Smart Wetlands: RMB-SU pitch 6 April 2016
Singularity University, a benefit corporation whose mission is to educate, inspire and empower leaders to apply exponential technologies to address humanity’s greatest challenges, has announced a new partnership with Rand Merchant Bank (RMB) in South Africa, a division of FirstRand Bank Limited, to launch the first SingularityU South Africa Global Impact Competition (GIC). One of the Merah Mas projects - Smart Wetlands, placed in the top 5.
Good evening everyone, tonight I want to talk to you about smart wetlands, or, smart swamps for our American friends.
My name is Bernelle, and my avatar is indiebio.
I didn't put a slide up about the water problem, because I think we all know our water situation is dire.
We don't have enough water, and what we have is of poor quality.
I'm a bioprocess engineer, and I have been working in the water industry for the past 6 years. But my passion is biotech, and the bioeconomy. Biotech is fundamentally water based, so the real clinch point in these industries is water.
treats dirty water,
using waste plastic and fishing nets,
to produce clean water
and sellable products,
while tracking the data in real time.
This is what these wetlands look like - all images courtesy of Lynda Muller.
And this is how they work.
The plants grow on top of this matrix, and the bacteria grow inside this matrix. Together, they clean the water.
But the plants that grow on the matrix can also be used to produce products, like fibre - for example flax for linen, cut flowers, or even food.
The matrix is made from repurposed plastic, in this case recycled plastic, and then there is the multiprobe, that can record data about the quality of the water in real time.
This idea started when Lynda was struggling to fill demand for the matrix. These are all imported, and the current exchange rate made the import option unfeasible, and we could not find a local manufacturer. I brought a sample, so if anyone knows anything, please, we're still looking.
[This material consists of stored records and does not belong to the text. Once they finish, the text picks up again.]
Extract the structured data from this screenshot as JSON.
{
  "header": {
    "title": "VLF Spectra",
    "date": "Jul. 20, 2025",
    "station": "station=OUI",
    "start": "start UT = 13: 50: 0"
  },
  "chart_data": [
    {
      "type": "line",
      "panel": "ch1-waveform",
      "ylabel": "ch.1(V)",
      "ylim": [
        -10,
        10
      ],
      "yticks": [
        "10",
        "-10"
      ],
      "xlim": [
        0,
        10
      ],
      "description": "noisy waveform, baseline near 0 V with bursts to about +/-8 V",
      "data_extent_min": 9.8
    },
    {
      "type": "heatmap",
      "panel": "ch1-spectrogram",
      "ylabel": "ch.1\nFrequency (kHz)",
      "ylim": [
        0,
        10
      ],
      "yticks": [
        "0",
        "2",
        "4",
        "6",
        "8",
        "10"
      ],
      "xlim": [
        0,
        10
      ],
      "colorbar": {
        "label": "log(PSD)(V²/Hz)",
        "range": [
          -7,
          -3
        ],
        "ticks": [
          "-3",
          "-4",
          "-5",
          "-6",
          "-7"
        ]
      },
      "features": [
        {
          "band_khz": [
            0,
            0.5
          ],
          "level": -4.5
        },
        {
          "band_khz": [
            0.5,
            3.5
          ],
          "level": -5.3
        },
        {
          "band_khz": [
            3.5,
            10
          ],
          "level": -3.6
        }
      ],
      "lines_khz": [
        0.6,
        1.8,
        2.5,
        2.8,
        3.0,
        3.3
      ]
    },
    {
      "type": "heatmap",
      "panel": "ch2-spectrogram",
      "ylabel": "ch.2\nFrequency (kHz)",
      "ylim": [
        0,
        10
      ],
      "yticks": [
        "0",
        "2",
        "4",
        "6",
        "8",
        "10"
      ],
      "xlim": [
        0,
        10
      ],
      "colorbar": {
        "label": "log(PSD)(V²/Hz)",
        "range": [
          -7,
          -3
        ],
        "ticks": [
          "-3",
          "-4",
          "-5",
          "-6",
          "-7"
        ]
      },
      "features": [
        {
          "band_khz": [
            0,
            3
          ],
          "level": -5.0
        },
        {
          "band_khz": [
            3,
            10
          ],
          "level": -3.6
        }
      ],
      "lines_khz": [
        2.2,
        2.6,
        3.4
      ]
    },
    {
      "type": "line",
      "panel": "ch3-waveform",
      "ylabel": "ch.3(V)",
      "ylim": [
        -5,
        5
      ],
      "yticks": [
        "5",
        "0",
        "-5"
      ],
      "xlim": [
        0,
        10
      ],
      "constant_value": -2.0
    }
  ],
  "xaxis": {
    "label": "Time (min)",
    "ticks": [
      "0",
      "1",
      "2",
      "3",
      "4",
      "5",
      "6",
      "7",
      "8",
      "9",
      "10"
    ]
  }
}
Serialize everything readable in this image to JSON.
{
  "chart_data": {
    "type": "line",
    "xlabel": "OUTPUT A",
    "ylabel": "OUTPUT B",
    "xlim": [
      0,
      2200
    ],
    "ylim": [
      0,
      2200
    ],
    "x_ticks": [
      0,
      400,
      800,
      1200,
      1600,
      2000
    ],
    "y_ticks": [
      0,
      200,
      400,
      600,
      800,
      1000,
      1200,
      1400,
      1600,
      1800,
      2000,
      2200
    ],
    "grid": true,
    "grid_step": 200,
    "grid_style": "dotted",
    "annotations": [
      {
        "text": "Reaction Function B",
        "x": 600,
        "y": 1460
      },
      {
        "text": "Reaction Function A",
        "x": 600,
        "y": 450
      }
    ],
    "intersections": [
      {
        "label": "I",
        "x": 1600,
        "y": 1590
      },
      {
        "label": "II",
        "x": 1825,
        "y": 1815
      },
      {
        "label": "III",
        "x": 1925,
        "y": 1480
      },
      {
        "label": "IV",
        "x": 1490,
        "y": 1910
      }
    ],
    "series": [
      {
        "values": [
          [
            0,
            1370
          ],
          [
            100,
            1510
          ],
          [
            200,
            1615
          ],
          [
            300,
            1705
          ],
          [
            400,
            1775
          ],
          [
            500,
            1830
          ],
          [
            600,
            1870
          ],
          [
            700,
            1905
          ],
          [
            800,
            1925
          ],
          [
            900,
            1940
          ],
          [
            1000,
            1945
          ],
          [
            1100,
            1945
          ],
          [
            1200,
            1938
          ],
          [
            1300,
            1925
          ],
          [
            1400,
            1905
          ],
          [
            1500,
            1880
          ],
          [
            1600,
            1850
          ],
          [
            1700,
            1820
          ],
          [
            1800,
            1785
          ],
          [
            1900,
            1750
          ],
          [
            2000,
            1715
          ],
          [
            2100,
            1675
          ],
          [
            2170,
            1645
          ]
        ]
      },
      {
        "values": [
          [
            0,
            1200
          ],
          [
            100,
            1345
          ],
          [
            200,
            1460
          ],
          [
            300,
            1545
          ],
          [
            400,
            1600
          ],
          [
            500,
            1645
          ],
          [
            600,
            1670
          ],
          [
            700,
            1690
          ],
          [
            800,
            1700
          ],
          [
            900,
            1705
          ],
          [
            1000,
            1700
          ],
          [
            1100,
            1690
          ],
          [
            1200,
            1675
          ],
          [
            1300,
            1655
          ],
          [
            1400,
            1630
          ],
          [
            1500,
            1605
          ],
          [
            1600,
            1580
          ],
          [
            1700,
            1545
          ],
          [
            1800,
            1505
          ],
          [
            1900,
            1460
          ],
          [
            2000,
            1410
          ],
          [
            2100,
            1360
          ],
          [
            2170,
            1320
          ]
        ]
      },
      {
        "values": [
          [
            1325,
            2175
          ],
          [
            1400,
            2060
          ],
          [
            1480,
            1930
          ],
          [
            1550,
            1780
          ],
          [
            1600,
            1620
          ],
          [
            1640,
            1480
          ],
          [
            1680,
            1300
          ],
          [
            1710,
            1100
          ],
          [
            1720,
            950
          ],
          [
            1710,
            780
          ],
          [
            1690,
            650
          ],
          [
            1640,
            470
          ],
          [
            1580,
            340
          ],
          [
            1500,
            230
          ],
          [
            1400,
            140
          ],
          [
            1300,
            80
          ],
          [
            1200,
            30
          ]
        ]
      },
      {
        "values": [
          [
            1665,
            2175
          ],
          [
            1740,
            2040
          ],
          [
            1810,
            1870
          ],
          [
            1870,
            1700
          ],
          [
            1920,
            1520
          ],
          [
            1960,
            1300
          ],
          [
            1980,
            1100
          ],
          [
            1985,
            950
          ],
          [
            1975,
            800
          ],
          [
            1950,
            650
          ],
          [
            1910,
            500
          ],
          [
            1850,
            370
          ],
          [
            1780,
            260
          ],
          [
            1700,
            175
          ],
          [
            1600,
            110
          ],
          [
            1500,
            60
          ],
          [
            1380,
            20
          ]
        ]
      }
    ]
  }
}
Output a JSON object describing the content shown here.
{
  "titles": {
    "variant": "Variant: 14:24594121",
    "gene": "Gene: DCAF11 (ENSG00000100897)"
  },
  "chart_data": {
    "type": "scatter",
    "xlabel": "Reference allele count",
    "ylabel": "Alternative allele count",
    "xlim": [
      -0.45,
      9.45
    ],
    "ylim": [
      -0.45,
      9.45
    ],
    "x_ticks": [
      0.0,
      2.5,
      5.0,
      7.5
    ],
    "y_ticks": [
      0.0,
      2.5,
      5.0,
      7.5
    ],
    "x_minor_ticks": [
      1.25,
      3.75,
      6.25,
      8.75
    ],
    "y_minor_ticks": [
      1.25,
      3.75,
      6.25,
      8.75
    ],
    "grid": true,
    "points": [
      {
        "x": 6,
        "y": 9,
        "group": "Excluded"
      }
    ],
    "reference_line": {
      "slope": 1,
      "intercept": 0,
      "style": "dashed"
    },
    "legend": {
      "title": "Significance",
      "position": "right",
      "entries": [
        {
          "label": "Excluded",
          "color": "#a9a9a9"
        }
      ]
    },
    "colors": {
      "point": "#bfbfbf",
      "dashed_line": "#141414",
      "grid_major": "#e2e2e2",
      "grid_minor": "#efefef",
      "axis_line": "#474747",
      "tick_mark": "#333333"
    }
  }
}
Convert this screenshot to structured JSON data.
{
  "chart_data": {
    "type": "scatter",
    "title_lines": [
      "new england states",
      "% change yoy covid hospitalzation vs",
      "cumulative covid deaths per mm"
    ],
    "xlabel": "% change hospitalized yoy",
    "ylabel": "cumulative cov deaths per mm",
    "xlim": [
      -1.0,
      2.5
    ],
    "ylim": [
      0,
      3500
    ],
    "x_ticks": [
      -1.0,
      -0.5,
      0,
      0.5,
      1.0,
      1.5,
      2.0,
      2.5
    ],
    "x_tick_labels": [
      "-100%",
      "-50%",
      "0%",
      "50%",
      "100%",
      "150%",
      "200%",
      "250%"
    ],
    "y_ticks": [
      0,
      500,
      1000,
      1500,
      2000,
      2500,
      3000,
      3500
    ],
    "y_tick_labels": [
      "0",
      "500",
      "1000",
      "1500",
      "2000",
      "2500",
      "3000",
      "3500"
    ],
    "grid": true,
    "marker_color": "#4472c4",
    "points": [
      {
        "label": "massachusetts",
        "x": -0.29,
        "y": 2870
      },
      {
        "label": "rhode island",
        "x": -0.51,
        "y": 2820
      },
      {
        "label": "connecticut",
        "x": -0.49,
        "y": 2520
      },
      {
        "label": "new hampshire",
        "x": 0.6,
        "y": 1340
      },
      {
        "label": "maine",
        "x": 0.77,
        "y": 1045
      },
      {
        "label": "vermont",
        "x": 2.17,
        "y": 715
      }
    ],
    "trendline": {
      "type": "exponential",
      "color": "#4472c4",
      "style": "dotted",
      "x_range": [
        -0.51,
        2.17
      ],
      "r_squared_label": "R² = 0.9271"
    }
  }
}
So we decided we need to innovate. We are looking at recycled plastic extrusion like the original matrix, but this involves grading the plastic, melting it and re-extruding it, which is energy and effort intensive. Our early attempt is shown in the middle of this slide.
We are now looking at shredding waste colddrink bottles, with a little tool - have a look at plastic bottle string, it's all the rage on the internet at the moment.
(e.g. this kickstarter project)
(I think we'd have to upscale a little bit, make it a tad more industrial, multiple bottles at a time, but it should still work without power, off-grid, and be very repairable.)
We're also looking at using abandoned, lost or otherwise discarded fishing gear (ALDFG) (See this UNEP report ), and you can see an early prototype which Lynda calls a 'kraai nes' (crow's nest) in the image on the right. This would be great for targeting the East African market, where these nets are a problem, and we'd like to start by using the created wetlands on Lake Malawi. We have a potential base in Mzuzu, and potential partners working along the East African coast already.
Then, the multiprobe. This is developed by a colleague at the University of Cape Town. It is not part of Kevin Winter's research, but he was getting so frustrated with what was available to monitor river water, that he hacked his own probes. He's already managed to get the probes ten times cheaper than what off the shelf components would cost, but I think we can get it even cheaper and more robust with more development.
The probes measure six parameters:
2. Dissolved Oxygen, a measure of the health of the water
3. Electrical Conductivity, a measure of the dissolved contaminants in the water - the things we can't see
4. Total Disssolved Solids, a measure of the turbidity of the water, the contaminants that we can see, that makes the water murky
and 6. Voltage, to check the state of the battery, which is powered by solar power.
The multiprobes sends data through in real time, so you can check it from your office. These probes need to be used everywhere, because we really don't know what is in our water bodies, so they have to be cheap, robust, and open to allow people to use these for their own data-gathering purposes.
What is the impact of this solution?
Yes, we are cleaning water, and that is important, but what is more exciting is that it can serve as a three-fold catalyst for micro-industries.
The floating wetland matrix is a tailored solution for hydro-agricultural production - this includes anything from fibre production, herbs and vegetables, to serving as a habitat/protection for fish. The 'scrubbing pad material' is very useful, and the main limit to finding many applications to it is the cost and availability.
Then, the process monitoring approach is critical to the emerging bioecomony, especially in an African environment where more decentralised solutions may be more appropriate.
On a wider scale, better environmental monitoring and greater engagement better informs policy, which better informs appropriate treatment, which leads to better citizen engagement based on actual data.
In short, a more science literate society.
The underlying technology is one of integration. This work is based on more than ten years of integrated research on wastewater biorefineries, including aspects of for example, bacterial attachment, biological wastewater treatment, treatment wetlands, and ecological engineering. We draw from global research in these areas and more over many decades.
The short version is, we integrate knowledge of water, biotech and IT, specifically embedded systems.
We have published one report already which is publically available from the Water Research Commission (link), and our second project concludes in May, so the report should be available to the public later this year.